Auxiliaires finalement bien pratiques d'un pouvoir autoritaire, les  casseurs servent de justification à toutes les pressions, les brimades, les contraintes et les coups portés contre les manifestations sociales. Mais on a vu samedi qu'ils ne détestent pas que la police. Place de la Nation on a relevé 21 blessés dont 4 ont été hospitalisés parmi les militantes et militants franciliens de la CGT. Les véhicules de la CGT ont été assaillis et vandalisés sous les yeux des forces de l'ordre par un groupe d’individus portant des slogans d'extrême droite et dont certains se revendiquaient gilets jaunes. Lors de la dispersion, les militant.e.s CGT ont essuyé insultes homophobes, sexistes, racistes et une pluie de coups et de projectiles alors que les voies d'issues prévues étaient bloquées par les forces de l'ordre. Mais tout au long de la manifestation depuis la République les militant.e.s chargés de la sécurité et le cortège ont aussi dû faire face à plusieurs interventions des forces de l’ordre totalement injustifiées et disproportionnées. Des scènes tout aussi inquiétantes se sont déroulées à Lyon où des hommes cagoulés munis de gants de motos et de bâtons s'en sont pris à des militant.e.s du syndicat CGT Deliveroo-Uber Eats de Lyon qui appelaient au calme afin d'éviter que les forces de l'ordre chargent le cortège, notamment parce que dans leurs rangs ils comptaient des sans papiers qui risquent gros en cas d'interpellation. « Rien à foutre de tes collègues sans papiers ! », auraient répondu les assaillants.

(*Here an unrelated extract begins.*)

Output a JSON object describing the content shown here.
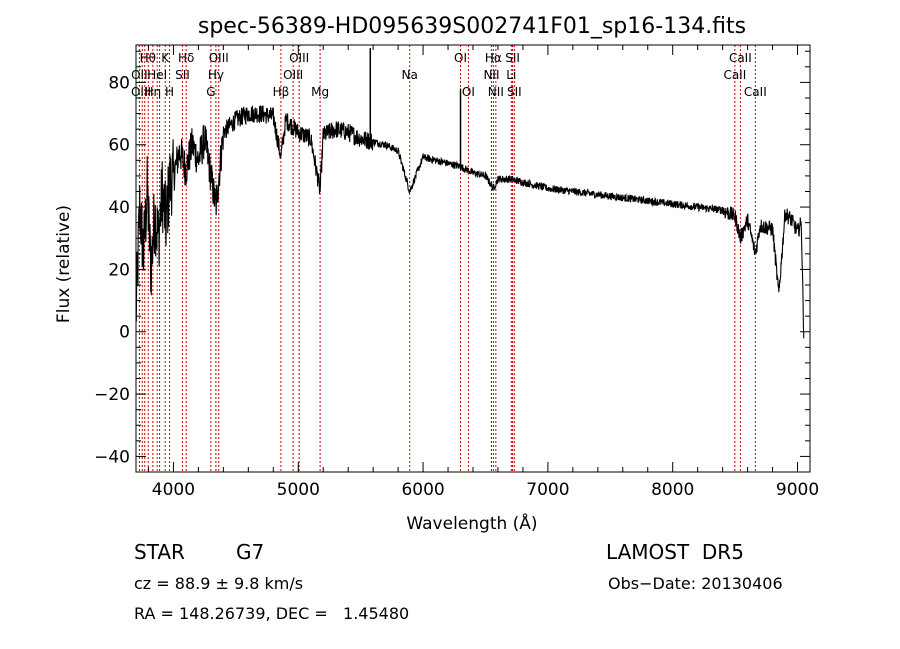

Des faits très graves, qui confirment le ciblage de la CGT par la fachosphère pour abattre une des dernières digues à la peste brune. 

La violence des casseurs comme celle des forces de l'ordre subie par les manifestants à Paris comme en régions contraste de manière stupéfiante avec le calme et la détermination paisible et joyeuse du mouvement des occupations de lieux de culture qui dure depuis le 4 mars. Menées dignement par les précaires, les intermittents du travail, les oubliés du « quoi qu'il en coûte », ces occupations sont une dénonciation de la violence sociale que subissent ces travailleuses et travailleurs. 

« Le monde du travail ne reculera pas plus devant ce type d’agressions que face aux politiques libérales menées par le gouvernement actuel, dont les lois veulent nous priver de notre liberté » a prévenu la CGT dans un communiqué. 

C'est un piège cynique et dangereux que celui de la violence exercée contre le mouvement social. Un piège politicien abjecte où comme de juste la fille Le Pen nous prédit quatre ans de « chaos » en cas de réélection d'Emmanuel Macron et se présente en « présidente de la paix civile » après avoir apporté son soutien aux militaires prêts à rétablir l'ordre. L'autre mâchoire du piège, c'est la violence des coups portés par les réformes néolibérales d'Emmanuel Macron, la surdité du gouvernement et du patronat aux expressions revendicatives, le mépris et le dévoiement du dialogue social, la délégitimation des corps intermédiaires.